What George Soros said, and what the press said he said...
"GEORGE SOROS warns gold is now the 'ultimate bubble'," ran the Daily Telegraph headline.
What Soros actually said was:
"When interest rates are low we have conditions for asset bubbles to develop, and they are developing at the moment. The ultimate asset bubble is gold."
I don't know what was in the great man's head when he said this, but it's just possible he was making rather more accurate use of the English language than The Daily Telegraph - who inserted the 'now' themselves.
"Ultimate" means final.
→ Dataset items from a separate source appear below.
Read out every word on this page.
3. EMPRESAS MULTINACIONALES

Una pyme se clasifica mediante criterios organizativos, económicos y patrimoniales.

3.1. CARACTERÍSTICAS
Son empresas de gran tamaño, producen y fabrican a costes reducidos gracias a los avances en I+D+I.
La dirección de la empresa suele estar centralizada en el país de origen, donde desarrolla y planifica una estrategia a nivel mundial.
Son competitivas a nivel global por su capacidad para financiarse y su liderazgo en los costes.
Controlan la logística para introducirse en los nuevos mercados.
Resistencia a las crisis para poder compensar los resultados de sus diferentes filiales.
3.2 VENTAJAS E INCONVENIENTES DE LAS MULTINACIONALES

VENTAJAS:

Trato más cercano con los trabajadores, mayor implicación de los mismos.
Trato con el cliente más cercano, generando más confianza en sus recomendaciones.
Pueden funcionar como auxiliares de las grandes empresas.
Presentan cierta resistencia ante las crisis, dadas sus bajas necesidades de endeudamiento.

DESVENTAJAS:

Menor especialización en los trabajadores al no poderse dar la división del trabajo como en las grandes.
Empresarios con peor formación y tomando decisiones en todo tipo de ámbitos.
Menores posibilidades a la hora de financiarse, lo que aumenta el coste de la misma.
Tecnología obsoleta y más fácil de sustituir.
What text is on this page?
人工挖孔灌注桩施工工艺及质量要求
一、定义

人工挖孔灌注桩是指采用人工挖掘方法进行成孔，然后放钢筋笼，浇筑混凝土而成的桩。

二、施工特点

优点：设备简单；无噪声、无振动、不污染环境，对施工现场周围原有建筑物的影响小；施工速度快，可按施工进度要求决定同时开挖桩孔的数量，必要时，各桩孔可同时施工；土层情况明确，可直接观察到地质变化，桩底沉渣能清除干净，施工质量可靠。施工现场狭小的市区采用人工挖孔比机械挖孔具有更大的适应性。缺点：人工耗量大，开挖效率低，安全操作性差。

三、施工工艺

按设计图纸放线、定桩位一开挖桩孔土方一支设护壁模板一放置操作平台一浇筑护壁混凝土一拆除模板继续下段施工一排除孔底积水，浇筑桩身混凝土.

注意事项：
It does not mean "mother-of-all" except near the Thames Estuary, an area made popular with journalists by its proximity to their factories, but not the sort of place an Hungarian hedge fund manager would hang out.
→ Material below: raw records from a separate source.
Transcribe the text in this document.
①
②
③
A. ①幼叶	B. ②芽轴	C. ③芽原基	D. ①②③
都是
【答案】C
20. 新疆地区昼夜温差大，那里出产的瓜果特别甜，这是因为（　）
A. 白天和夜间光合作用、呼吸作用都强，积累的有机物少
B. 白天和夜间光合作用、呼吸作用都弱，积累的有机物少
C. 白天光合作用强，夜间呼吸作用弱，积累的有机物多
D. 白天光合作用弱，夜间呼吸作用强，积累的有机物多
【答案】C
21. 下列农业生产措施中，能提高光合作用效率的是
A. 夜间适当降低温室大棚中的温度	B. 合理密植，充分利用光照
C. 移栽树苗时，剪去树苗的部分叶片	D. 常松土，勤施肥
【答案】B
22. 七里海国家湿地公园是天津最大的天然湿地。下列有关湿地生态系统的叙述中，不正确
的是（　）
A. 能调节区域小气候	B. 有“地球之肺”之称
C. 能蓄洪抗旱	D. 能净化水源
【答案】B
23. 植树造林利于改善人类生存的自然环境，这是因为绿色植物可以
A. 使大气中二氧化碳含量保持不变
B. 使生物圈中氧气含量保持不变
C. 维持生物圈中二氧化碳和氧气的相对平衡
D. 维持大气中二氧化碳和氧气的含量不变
Mr Soros of course would be correct in saying that the final asset bubble in a string of asset bubbles tends to be gold. But since an estuarine interpretation inverts the guru's advice, you will need to decide for yourself which he meant. So here's some data:
- At the culmination of the string of asset bubbles which popped in 1929, physical gold multiplied its investment purchasing power by 17 times in the subsequent five years.
- In the 1970s - after gold's use as a brake on currency production was abandoned - its investment purchasing power multiplied 15 times in nine years.
- From its 'ultimate' low in 2000 gold is up about four times - unremarkable next to the recent performance of other asset classes.
If gold is in a bubble, it's not going to make much of a pop.